If only Jack and I could be among them, enjoying the sights and sounds of the most famous city of love.

Despite our dire circumstances, Jack is actually smiling.  “I know a little place we can grab a quick bite to eat. It’s right around the corner from my old place.”

He takes me into the neighborhood known as Le Marais. The bistro is in a narrow alley. Inside, it is packed with locals. As we wait for our fish entrees to arrive, the hum of lively conversation hits us on all sides. Anyone watching us would think he only has eyes for me, but I know better. Like any good spy, his ears are perked and his eyes are focused on the hubbub around us. Before Acme assigned him the role of my husband in order to smoke out the real Carl Stone, he was running Acme’s European operations. 

A blithe conversation between the svelte, fashionably attired middle-aged couple at the next table puts a smile on his lips. He nods in the woman’s direction. “Her lover just walked in. Her husband insists she invite him over.”

Now I am laughing, too. “You miss it here, don’t you?”

He shrugs. “Maybe someday, when the children are older, we’ll have an opportunity to spend more time here.”

“That would be interesting.” I mean that on many levels. I wonder if  he means we should request a joint transfer. Or does he plan on us resigning from Acme?

But that’s the problem: assassins don’t retire. We’ll always be looking over our shoulder, if not for Carl and the Quorum, then for the next Carl, and the next Quorum. 

Sadly, Paris is not the sort of place one can hide in plain sight.

And then there is the issue of his past with Valentina. Even if she wasn’t buried here, Jack is more likely to feel her presence in this town, where he loved her so passionately, and where she left him so callously.

At this point in our relationship, Jack knows me well enough to guess my thoughts. “I’d go to the end of the earth with you, Donna, you know that. As far as I’m concerned, it doesn’t matter where we are, as long as we’re together. Forever.” 

This is my wish, too.

Unfortunately, so would Carl, I think. That’s why we have to put him away, once and for all.

When our meal comes, we eat in silence. 

As we get up to leave, I notice that the woman and her lover hold hands under the table while her husband rubs her neck. When the husband gives me a wink, the wife frowns petulantly.

Passion is simple, whereas love is complicated. 

I am happy to get out of there. Now that the rain has stopped, the air smells fresh and clean and new.

Jack and I have a chance at a new beginning.

I won’t let Carl ruin it for us.

 

“We’re here,” Jack says.

I look around us. We’re now about three miles down and across the river from the Musée d'Orsay, driving onto a stone bridge called Pont Marie. It takes us onto a small island known as Ile St.
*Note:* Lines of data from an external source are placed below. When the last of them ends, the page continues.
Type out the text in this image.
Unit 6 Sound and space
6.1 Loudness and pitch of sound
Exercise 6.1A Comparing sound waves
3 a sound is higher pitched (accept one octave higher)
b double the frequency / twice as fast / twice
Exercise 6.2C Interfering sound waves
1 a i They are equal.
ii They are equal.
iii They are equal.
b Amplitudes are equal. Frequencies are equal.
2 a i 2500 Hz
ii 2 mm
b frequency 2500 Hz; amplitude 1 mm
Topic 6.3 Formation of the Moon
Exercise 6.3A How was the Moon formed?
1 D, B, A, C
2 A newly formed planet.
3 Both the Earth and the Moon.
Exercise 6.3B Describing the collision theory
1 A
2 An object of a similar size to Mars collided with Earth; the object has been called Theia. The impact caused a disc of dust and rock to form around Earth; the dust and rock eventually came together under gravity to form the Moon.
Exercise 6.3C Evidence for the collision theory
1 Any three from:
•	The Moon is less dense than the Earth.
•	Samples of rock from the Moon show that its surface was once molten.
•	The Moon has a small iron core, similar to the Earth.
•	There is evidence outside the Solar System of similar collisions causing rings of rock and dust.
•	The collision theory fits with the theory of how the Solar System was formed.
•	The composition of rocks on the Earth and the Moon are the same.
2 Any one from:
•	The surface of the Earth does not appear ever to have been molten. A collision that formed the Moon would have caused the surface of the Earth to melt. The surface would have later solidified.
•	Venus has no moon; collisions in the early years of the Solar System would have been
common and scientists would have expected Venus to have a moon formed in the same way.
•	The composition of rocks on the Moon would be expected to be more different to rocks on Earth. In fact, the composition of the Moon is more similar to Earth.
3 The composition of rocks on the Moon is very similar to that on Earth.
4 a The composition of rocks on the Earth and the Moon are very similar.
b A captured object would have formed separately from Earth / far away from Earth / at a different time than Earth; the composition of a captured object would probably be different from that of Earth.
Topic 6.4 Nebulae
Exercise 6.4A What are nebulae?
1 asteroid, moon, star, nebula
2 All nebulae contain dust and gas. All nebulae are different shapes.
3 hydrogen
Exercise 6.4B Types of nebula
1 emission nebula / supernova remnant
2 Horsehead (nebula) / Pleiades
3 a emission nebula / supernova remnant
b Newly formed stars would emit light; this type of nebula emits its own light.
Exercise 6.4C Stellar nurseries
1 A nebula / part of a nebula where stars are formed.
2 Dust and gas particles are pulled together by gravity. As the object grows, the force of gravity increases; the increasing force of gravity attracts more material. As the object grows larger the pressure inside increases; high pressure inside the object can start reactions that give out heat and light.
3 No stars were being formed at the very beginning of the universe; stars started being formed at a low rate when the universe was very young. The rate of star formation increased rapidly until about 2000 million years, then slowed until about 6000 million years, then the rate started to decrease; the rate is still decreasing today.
Louis, which sits in the middle of the river. On the far side of the island is Notre Dame.

Jack drives around the island until we are facing the Seine’s left bank. Finally he pulls into a narrow alley and turns off the engine. “We’re here.” He points up to a top floor window in one of the many centuries-old buildings which jut out over the river.

“Is it some sort of safe house?”

“No. It’s the home of a dear friend.” His smile fades. “The man who lives there, Anton Gregorescu, was a friend of Valentina’s. He brought home three medals for the Romanian Men’s gymnastics team. He was very much in love with her.”